Environmental Impact Statements can be required under federal or state law in conjunction with any new building project or change in land use that has the potential to affect the environment. These projects generally involve expansion into undeveloped areas, such as wetlands or other green space, or they might be proposed in areas where the project presents a significant departure from the current use of the land. The potential for the new use to upset the delicate ecosystem in the area can exist just by the very nature of the development. For that reason, Environmental Impact Statements can be required for the construction of recreational venues as well as depositories for spent nuclear rods, new airport facilities and waterfront development. How the Environmental Impact Statement is presented, who the critics are, and what resources are at stake can make a critical difference in whether a project goes forward.

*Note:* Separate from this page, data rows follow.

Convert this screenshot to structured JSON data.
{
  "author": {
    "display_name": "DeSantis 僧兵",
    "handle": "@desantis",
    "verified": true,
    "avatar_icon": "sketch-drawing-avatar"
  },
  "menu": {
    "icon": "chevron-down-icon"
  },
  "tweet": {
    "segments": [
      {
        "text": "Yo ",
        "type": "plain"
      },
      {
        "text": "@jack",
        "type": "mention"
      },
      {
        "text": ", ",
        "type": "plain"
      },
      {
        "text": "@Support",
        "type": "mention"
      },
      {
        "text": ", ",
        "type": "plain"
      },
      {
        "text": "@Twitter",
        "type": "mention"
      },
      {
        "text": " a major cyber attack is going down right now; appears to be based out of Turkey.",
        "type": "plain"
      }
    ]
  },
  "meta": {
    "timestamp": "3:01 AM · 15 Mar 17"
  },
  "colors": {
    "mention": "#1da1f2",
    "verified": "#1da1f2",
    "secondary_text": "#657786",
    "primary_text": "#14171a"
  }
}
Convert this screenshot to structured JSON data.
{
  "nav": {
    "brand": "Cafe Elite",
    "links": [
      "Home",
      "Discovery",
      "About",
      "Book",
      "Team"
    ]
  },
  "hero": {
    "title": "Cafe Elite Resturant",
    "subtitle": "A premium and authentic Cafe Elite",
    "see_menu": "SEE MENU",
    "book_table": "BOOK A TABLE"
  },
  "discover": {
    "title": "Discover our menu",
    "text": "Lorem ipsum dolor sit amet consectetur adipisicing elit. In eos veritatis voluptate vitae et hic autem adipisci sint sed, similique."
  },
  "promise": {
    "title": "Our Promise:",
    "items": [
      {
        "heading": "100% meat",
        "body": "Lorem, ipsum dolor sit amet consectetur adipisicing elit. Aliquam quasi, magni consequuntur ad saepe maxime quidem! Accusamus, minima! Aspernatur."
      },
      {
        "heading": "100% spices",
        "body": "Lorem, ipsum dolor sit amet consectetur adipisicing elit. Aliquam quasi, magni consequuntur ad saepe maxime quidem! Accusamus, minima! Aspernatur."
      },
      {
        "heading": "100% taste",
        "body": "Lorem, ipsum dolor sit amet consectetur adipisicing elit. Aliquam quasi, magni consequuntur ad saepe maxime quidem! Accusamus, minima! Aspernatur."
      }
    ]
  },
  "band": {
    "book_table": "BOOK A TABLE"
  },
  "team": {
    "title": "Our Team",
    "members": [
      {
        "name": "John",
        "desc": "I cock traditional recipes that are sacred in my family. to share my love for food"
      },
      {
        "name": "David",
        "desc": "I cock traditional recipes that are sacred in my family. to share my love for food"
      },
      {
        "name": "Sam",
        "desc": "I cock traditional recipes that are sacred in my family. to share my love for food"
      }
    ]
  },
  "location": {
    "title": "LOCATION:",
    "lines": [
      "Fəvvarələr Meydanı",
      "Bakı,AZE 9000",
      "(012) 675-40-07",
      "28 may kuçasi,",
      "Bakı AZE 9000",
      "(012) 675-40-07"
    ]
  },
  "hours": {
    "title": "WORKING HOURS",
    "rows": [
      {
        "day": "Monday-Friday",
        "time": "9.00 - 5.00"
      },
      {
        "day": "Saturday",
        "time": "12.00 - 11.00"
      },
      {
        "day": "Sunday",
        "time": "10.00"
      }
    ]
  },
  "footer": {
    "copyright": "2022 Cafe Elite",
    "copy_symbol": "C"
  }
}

The preparation of an Environmental Impact Statement can be a long process. There are few guidelines for their preparation simply due to the unique nature of each site and its impact on the project. For example, the impact a high-traffic mall may have on a stretch of land is clearly different, though maybe no less drastic, than a fertilizer plant. The initial assessment for a project begins with the determination of what habitat is being affected. Development of an industrial project may present less of an effect on the environment if it is being proposed in an area where the indigenous plant and animal life has already been disrupted and displaced by previous use than might the addition of a park or amphitheatre in an area that previously had minimal human traffic. While the amphitheatre may retain much of the appearance of the undeveloped space, its mere construction in a previously undeveloped area may present a more significant change to the environment including clearing trash, debris, and sewage; bringing in utility service; and accommodating parking. The change created by the addition of artificial lighting and an increase in noise can significantly change a habitat.
One of the issues an EIS is expected to address is the existence of alternatives both for the site and for the project, but the determination of what constitutes a viable alternative is generally up to the writer. One of the goals of the process is to get a plan's proponent to think beyond his or her original proposal and consider alternatives. At times, it must be conceded that while alternatives exist, they are more expensive or impractical. However, knowing this helps the ultimate decision maker in the evaluation of the information. The decision hinges on whether a community will receive enough benefit to warrant adjusting to the adverse impact of the project or encourage some modifications to minimize the adverse impact. In the end, the EIS will provide the community with the information it needs to engage in dialogue and address the potential impact of the project.